Further east (remember we have turned the map upside down) Lothlorien arises. There dwell in dappled dells a folk more wild and free - the Or-tel-quessir, or forest elves. I do not think I need to spell out who best could rule this realm, a true Galadriel, surpassing nearly all others in beauty, knowledge, and power, with her consort Celeborn and daughter Niamh. Through the forests of Fiordland your court can ride, free from the prying eyes of journalists. With your green cousins you can hunt down such trolls and orcs as trouble the primal woods.
In fine, such is the outline of this modest proposal. I cannot delve into the details - the complex reclassification of our many intermingled strains into the pure and distinct races of Tolkien’s world - the Roharrim, tall, blonde, and blue-eyed, their men large, husky, and handsome, their women particularly beautiful; the brown-skinned men of Near Harad and the black skinned race known as "half-trolls" out of Far Harad - and this is before we even start assigning roles to the non-human races - the elves, hobbits, trolls, orcs and goblins (though I am sure you too will have acquaintances who readily spring to mind. Nor is this the place to explore the renaissance of the languages of Middle Earth but I will note that only one language - Hebrew - has been successfully resurrected in the modern world and the means by which that was done - compulsory military service for all. Hebrew was reborn in the barracks and on the frontlines of Israel’s innumerable wars against its neighbours.

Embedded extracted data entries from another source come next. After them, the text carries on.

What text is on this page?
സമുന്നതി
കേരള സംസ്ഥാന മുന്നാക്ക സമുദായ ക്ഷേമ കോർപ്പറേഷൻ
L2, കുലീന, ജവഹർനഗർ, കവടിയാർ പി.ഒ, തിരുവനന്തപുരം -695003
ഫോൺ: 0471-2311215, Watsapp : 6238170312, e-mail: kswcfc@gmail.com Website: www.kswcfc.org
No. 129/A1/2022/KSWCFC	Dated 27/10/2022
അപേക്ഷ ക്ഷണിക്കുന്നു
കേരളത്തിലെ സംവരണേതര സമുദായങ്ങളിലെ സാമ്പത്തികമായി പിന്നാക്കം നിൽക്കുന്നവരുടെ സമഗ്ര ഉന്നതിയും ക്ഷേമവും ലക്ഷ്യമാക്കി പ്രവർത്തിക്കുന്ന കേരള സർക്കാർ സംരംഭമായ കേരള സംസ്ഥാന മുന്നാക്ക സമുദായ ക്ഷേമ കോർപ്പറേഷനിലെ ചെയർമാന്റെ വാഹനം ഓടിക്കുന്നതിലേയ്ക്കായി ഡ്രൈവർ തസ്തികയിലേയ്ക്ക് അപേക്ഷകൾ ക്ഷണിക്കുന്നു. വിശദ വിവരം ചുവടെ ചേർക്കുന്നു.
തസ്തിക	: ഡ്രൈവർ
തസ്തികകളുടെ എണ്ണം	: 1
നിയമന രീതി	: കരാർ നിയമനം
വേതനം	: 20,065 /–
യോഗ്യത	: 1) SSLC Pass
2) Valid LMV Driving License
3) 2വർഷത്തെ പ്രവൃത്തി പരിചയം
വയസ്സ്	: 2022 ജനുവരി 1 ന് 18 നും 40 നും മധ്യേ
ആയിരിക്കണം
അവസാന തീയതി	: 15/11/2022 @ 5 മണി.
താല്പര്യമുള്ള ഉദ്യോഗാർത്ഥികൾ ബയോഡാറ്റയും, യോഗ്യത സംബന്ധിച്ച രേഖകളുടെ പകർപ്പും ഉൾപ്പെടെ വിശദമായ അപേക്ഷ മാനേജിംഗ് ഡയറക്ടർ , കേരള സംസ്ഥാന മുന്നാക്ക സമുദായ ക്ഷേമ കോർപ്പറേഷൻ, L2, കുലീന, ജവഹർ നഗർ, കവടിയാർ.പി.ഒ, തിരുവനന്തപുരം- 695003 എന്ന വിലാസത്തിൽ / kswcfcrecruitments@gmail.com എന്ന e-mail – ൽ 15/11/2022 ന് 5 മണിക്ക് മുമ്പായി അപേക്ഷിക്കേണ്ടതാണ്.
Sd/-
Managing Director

Stern measures may be needed. There will be some who are recalcitrant, no doubt - conspiracy theorists, anti-vaxxers and others of that motley minority. But we cannot doubt that the great love our country has for Sir Peter Jackson and the Lord of the Rings will carry the day.
I’m sure you will agree this is a very fine proposal, that I am very fond of, though only quite a little one in a wide world after all. Now hand me the tobacco jar.